The Sea of Plastic Tears — A Poem
The ocean does not scream when it is hurt.
It whispers.
It whispers through the slow glide of a turtle who once danced through blue corridors of light, now struggling against a floating thread of plastic.
It whispers through the silent drift of a seabird whose wings were meant for wind, not waste.
It whispers through waters that remember when they tasted only of salt and moonlight.
Somewhere in the vastness of the Pacific Ocean, a turtle mistakes a plastic straw for food.
A simple, forgotten tube from a five-minute drink becomes a weapon.
It pierces. It traps.
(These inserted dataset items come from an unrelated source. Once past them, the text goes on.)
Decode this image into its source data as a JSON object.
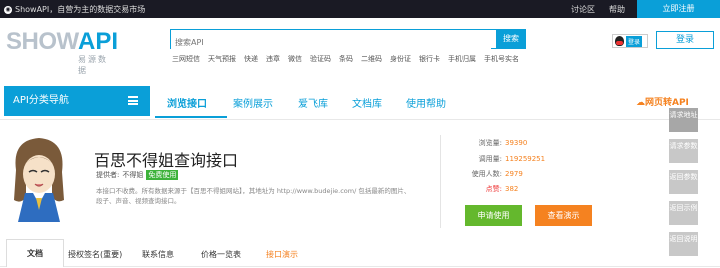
{
  "topbar": {
    "brand": "ShowAPI，自营为主的数据交易市场",
    "links": [
      "讨论区",
      "帮助"
    ],
    "register": "立即注册"
  },
  "logo": {
    "show": "SHOW",
    "api": "API",
    "sub": "易源数据"
  },
  "search": {
    "placeholder": "搜索API",
    "button": "搜索"
  },
  "hotwords": [
    "三网短信",
    "天气预报",
    "快递",
    "违章",
    "微信",
    "验证码",
    "条码",
    "二维码",
    "身份证",
    "银行卡",
    "手机归属",
    "手机号实名"
  ],
  "login": {
    "qq_label": "登录",
    "button": "登录"
  },
  "nav": {
    "category": "API分类导航",
    "tabs": [
      "浏览接口",
      "案例展示",
      "爱飞库",
      "文档库",
      "使用帮助"
    ],
    "web_api": "网页转API"
  },
  "api": {
    "title": "百思不得姐查询接口",
    "provider_label": "提供者:",
    "provider": "不得姐",
    "free_badge": "免费使用",
    "description": "本接口不收费。所有数据来源于【百思不得姐网站】，其地址为 http://www.budejie.com/ 包括最新的图片、段子、声音、视频查询接口。"
  },
  "stats": [
    {
      "label": "浏览量:",
      "value": "39390"
    },
    {
      "label": "调用量:",
      "value": "119259251"
    },
    {
      "label": "使用人数:",
      "value": "2979"
    },
    {
      "label": "点赞:",
      "value": "382"
    }
  ],
  "actions": {
    "apply": "申请使用",
    "demo": "查看演示"
  },
  "side": [
    "请求地址",
    "请求参数",
    "返回参数",
    "返回示例",
    "返回说明"
  ],
  "tabs": [
    "文档",
    "授权签名(重要)",
    "联系信息",
    "价格一览表",
    "接口演示"
  ],
  "colors": {
    "brand_blue": "#0a9fd8",
    "orange": "#f58220",
    "green": "#64b82d"
  }
}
It suffocates.
A life ends — not in a storm, not in nature’s rhythm — but in our convenience.
And the sea keeps whispering.

The Circle We Forget
We often believe the ocean is far from us.
But the ocean breathes for us.
It cools the planet, carries rain to our soil, feeds millions, and steadies the climate that keeps our homes standing.
When plastic fills the sea, it does not stay there.
It breaks into poison.
Fish ingest it.
Birds ingest it.
Water carries it.
And eventually, it returns to us.
A wounded ocean becomes a wounded Earth.
A wounded Earth becomes a fragile human future.
This is how plastic turns into prophecy.
Ice melts.
Seas rise.
Storms grow angrier.
What once sounded like distant warnings begin to echo like a quiet judgement day — not a sudden apocalypse, but a slow consequence.
Not punishment.
Just cause and effect.

We Cannot Fix Everything Today
We cannot erase plastic from the world overnight.
We cannot purify every current or rescue every creature in one day.
But revolutions are not born from grand gestures.
They begin with a whisper becoming a voice.
Step One: Speak
The first step is the smallest, yet the most powerful.
When you order a drink, simply say:
“No straw, please.”
That moment is more than a sentence.
It is a vote.
A signal.
A refusal to let convenience outweigh compassion.
One straw less.
One turtle safer.
One ripple of awareness moving outward.
Step Two: Reduce Where You Can
Carry a reusable bottle.
Choose paper or metal over plastic when possible.
Refuse excess packaging when you have the option.
You don’t have to be perfect.
You only have to be conscious.

Step Three: One Step at a Time
We are not fighting plastic in a single battle.
We are shaping habits.
Every small refusal is a stitch in the fabric of change.
Every mindful choice is a tide turning slowly.
The ocean did not fill with plastic in a day.
It will not be healed in a day either.
But tides move mountains of water with patience.
And we can move this world the same way.

A Promise to the Sea
Imagine a future where a turtle swims through clear water again.
Where waves carry only shells and songs.
Where children learn about plastic pollution as something humanity once faced — and overcame.
That future does not begin in governments or factories.
It begins in the quiet moment at a counter when you choose to speak.
No straw.
Less plastic.
One step today.
Another tomorrow.
Because the ocean is whispering.
And this time, we are finally learning to listen.